NEW YORK (Reuters) – Oil futures jumped on Thursday after suspected attacks on two tankers off the coast of Iran, while U.S. Treasury yields edged lower as economic data seemed to strengthen the case for the Federal Reserve to cut interest rates this year.
Wall Street’s major stock indexes climbed after falling for two days as investors regained their appetite for risk assets.
The number of Americans filing applications for unemployment benefits unexpectedly rose last week, potentially adding to concerns about the U.S. labor market after May job growth slowed.

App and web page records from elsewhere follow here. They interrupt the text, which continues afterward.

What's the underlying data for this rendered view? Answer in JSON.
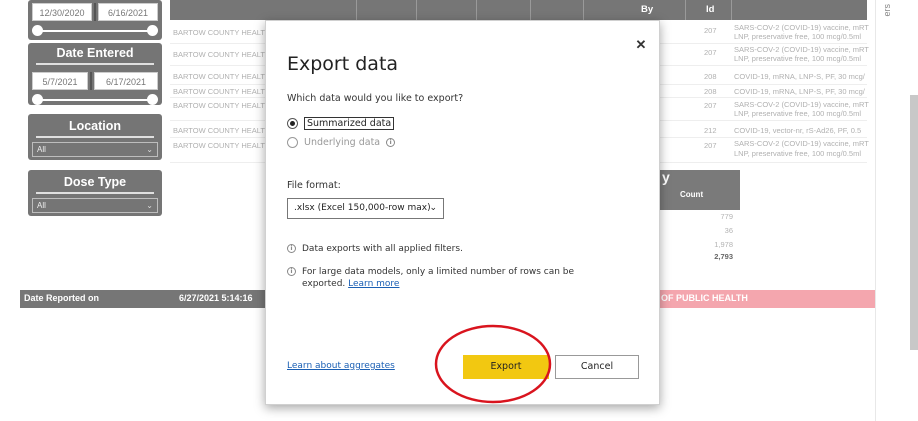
{
  "slicers": {
    "date_range_1": {
      "start": "12/30/2020",
      "end": "6/16/2021"
    },
    "date_entered": {
      "title": "Date Entered",
      "start": "5/7/2021",
      "end": "6/17/2021"
    },
    "location": {
      "title": "Location",
      "value": "All"
    },
    "dose_type": {
      "title": "Dose Type",
      "value": "All"
    }
  },
  "table": {
    "headers": {
      "by": "By",
      "id": "Id"
    },
    "rows": [
      {
        "org": "BARTOW COUNTY HEALTH",
        "id": "207",
        "vaccine1": "SARS-COV-2 (COVID-19) vaccine, mRT",
        "vaccine2": "LNP, preservative free, 100 mcg/0.5ml"
      },
      {
        "org": "BARTOW COUNTY HEALTH",
        "id": "207",
        "vaccine1": "SARS-COV-2 (COVID-19) vaccine, mRT",
        "vaccine2": "LNP, preservative free, 100 mcg/0.5ml"
      },
      {
        "org": "BARTOW COUNTY HEALTH",
        "id": "208",
        "vaccine1": "COVID-19, mRNA, LNP-S, PF, 30 mcg/",
        "vaccine2": ""
      },
      {
        "org": "BARTOW COUNTY HEALTH",
        "id": "208",
        "vaccine1": "COVID-19, mRNA, LNP-S, PF, 30 mcg/",
        "vaccine2": ""
      },
      {
        "org": "BARTOW COUNTY HEALTH",
        "id": "207",
        "vaccine1": "SARS-COV-2 (COVID-19) vaccine, mRT",
        "vaccine2": "LNP, preservative free, 100 mcg/0.5ml"
      },
      {
        "org": "BARTOW COUNTY HEALTH",
        "id": "212",
        "vaccine1": "COVID-19, vector-nr, rS-Ad26, PF, 0.5",
        "vaccine2": ""
      },
      {
        "org": "BARTOW COUNTY HEALTH",
        "id": "207",
        "vaccine1": "SARS-COV-2 (COVID-19) vaccine, mRT",
        "vaccine2": "LNP, preservative free, 100 mcg/0.5ml"
      }
    ]
  },
  "summary": {
    "header_letter": "y",
    "count_label": "Count",
    "counts": [
      "779",
      "36",
      "1,978"
    ],
    "total": "2,793"
  },
  "bottom": {
    "date_reported_label": "Date Reported on",
    "date_reported_value": "6/27/2021 5:14:16",
    "dept_fragment": "OF PUBLIC HEALTH"
  },
  "right_panel": {
    "label": "ers"
  },
  "dialog": {
    "title": "Export data",
    "question": "Which data would you like to export?",
    "options": [
      "Summarized data",
      "Underlying data"
    ],
    "format_label": "File format:",
    "format_value": ".xlsx (Excel 150,000-row max)",
    "note1": "Data exports with all applied filters.",
    "note2_text": "For large data models, only a limited number of rows can be exported.",
    "note2_link": "Learn more",
    "learn_aggregates": "Learn about aggregates",
    "export_label": "Export",
    "cancel_label": "Cancel",
    "close_glyph": "✕",
    "info_glyph": "i",
    "chevron_glyph": "⌄"
  },
  "colors": {
    "accent_yellow": "#f2c811",
    "annotation_red": "#d9141e",
    "slicer_gray": "#757575",
    "link_blue": "#1a5fb4"
  }
}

And other data showed import prices fell by the most in five months in May in the latest indication of muted inflation pressures, potentially strengthening the case for the Federal Reserve to cut interest rates this year.
But Randy Frederick, vice president of trading and derivatives for Charles Schwab in Austin, Texas was not convinced the data changed anything.
“I don’t see a whole lot of real positive catalysts other than a small bounce because we got a couple of weak days,” said Frederick. “Generally, when you get a bounce that doesn’t seem to have a catalyst, often it doesn’t last. I’m finding it hard to imagine what optimism might be out there right now.”
The Dow Jones Industrial Average rose 52.6 points, or 0.2%, to 26,057.43, the S&P 500 gained 7.71 points, or 0.27%, to 2,887.55 and the Nasdaq Composite added 34.99 points, or 0.45%, to 7,827.71.
The pan-European STOXX 600 index rose 0.14% and MSCI’s gauge of stocks across the globe shed 0.01%.
After falling hard on Wednesday, oil futures rebounded sharply after news of a suspected attack on two tankers in the Gulf of Oman near Iran and the Strait of Hormuz, through which a fifth of global oil consumption passes.